What About Making an Offer?

    Should you make an offer in your Christmas mailings or not?  I would recommend that you do.  It's true that making an offer will cause your Christmas card to lose some of its sincerity, but if you do it right, that will only be to a very small degree, and the return on investment will make up for it.

    My advice to you would be to enclose two gift certificates.  Please notice that I said "gift certificates" not "coupons."  There is a world of difference between the two.  A coupon is worthless, it has a very low perceived value since it is assumed that all it is, is a discount where the issuer is just using it to get more new customers.

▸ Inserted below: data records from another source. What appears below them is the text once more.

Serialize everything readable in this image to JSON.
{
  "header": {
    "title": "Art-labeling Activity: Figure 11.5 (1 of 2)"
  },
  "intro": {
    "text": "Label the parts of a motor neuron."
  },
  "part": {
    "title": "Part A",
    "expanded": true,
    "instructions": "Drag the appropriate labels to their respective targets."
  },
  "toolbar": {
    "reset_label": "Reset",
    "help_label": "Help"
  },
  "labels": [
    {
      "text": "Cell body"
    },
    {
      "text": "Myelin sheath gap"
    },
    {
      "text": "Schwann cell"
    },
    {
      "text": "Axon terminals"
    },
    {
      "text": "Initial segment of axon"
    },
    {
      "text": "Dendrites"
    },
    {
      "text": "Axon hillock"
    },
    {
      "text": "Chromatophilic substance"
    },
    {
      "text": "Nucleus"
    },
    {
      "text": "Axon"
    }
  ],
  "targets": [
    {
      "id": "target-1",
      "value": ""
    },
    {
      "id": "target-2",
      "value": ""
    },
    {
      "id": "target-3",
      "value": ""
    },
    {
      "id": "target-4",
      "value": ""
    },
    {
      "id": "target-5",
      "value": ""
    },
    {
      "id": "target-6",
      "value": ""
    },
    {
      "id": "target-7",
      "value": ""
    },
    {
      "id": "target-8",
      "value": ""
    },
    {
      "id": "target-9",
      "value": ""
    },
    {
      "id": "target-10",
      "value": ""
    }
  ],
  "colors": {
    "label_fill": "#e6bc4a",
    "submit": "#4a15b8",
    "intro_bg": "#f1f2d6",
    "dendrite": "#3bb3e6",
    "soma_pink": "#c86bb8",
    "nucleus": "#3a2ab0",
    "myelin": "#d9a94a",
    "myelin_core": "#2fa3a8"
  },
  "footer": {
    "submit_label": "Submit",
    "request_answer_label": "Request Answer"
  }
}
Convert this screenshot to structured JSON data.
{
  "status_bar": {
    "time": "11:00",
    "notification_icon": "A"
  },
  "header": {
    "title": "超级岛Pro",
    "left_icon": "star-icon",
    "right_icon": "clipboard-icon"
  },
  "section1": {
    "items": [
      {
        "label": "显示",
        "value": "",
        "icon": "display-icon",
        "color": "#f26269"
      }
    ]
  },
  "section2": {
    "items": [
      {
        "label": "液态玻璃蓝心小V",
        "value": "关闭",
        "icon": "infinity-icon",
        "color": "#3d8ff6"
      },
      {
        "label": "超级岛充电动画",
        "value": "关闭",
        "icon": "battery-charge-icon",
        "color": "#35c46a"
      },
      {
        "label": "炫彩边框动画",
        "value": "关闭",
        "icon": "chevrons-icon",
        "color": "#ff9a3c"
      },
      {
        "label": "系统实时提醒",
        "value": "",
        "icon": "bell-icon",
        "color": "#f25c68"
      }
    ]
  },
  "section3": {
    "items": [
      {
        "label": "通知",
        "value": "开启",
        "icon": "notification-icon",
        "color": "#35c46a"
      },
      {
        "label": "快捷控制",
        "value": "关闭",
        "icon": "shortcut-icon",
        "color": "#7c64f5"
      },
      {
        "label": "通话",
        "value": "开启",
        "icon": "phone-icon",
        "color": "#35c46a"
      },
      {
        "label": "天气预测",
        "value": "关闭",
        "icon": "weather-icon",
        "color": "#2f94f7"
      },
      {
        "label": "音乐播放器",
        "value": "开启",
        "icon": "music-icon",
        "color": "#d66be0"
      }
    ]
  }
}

    On the other hand, a gift certificate has a high perceived value.  It gives the impression that it's something that someone had to pay money for, and it's held in much higher regard.  Also, people give and receive gift certificates for the holiday as presents; they do no such things with coupons.

    You will want to include one gift certificate for your patient (preferably offering a free exam and adjustment), and a gift certificate for them to give to their friend or family member (offering a free exam).  You want to print the gift certificates on index stock paper, so it looks and feel important.  In the headline, you want to mention that it is a gift certificate.  You will also want to mention the normal value of this gift certificate, and include a deadline (oh, say close towards the end of January).

    If you do it right, you will give the impression that you care about your patients and appreciate them as friends, while at the same time making a great offer via the gift certificates that can really work wonders in getting you referrals and reactivating inactive patients.